Gerakkan tangan Aril beralih menjangkau piring yang di ulurkan Dara. Kepala Aril pun, selamat dari musibah, benjut.
"Duduknya di sini saja!" kata Dara, ketika piring telah berpindah ke tangan Aril. Dara menggeser bangku ke arah Aril.
Aril duduk di bangku tersebut dengan menghadap ke arah meja. "Ikan beginian digoreng juga enak, loh," kata Aril, sambil menjangkau piring yang berisi ikan bakar, dan menggeser ke arah piring nasinya.
"Sebaiknya selama di sini, Mas makan makanan yang dibakar dan direbus saja. Jangan dulu makan yang digoreng, kecuali kalau doyan minyak sayur yang terbuat dari kelapa. Jika mau, nanti aku akan ke pasar untuk membelinya," jawab Dara. Cukup panjang.
'Jawaban yang aneh, kenapa harus makan yang dibakar dan direbus saja? Kenapa pula minyak sayurnya harus yang terbuat dari kelapa? Emang minyak sawit mahal di sini?' Batin Aril.

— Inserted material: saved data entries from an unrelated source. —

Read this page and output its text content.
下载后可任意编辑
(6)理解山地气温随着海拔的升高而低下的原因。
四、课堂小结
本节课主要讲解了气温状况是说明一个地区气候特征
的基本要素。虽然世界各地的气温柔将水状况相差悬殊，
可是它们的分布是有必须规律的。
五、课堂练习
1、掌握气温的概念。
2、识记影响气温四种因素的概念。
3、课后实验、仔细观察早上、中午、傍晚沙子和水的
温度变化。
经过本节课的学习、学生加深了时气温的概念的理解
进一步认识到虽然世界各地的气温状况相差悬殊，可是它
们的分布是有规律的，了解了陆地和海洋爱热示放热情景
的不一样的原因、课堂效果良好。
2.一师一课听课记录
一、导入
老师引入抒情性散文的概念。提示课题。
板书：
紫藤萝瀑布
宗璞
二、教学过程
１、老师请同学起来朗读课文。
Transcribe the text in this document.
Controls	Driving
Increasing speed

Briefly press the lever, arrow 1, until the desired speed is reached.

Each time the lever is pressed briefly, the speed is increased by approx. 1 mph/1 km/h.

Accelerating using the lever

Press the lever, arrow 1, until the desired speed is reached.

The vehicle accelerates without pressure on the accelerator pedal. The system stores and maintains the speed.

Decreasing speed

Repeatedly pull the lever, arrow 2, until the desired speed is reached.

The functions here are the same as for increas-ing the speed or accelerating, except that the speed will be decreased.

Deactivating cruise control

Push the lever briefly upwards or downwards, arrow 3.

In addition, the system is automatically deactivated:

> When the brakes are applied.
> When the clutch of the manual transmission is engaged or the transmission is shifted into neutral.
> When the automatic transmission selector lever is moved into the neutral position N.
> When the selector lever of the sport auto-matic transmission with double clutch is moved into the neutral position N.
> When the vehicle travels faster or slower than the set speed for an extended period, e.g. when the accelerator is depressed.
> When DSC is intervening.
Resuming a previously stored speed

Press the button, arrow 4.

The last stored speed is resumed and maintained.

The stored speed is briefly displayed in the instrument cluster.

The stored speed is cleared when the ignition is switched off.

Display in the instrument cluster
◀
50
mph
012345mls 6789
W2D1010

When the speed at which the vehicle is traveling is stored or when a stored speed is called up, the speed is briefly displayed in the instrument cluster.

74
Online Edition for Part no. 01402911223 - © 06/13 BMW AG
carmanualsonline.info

'Kenapa bisa mahal? Di sini kan daerah pertanian, dan kebun sawaitnya paling luas sedunia? Apa salah urus, gitu ...?' Aril kembali membatin.
"Apa? Kamu mau ke pasar?" Aril bertanya sambil melirik gadis itu.
"Iya. Jika Mas, mau ikannya digoreng dengan minyak kelapa. Aku akan beli minyak kelapa ke pasar," jawab Dara mengulangi.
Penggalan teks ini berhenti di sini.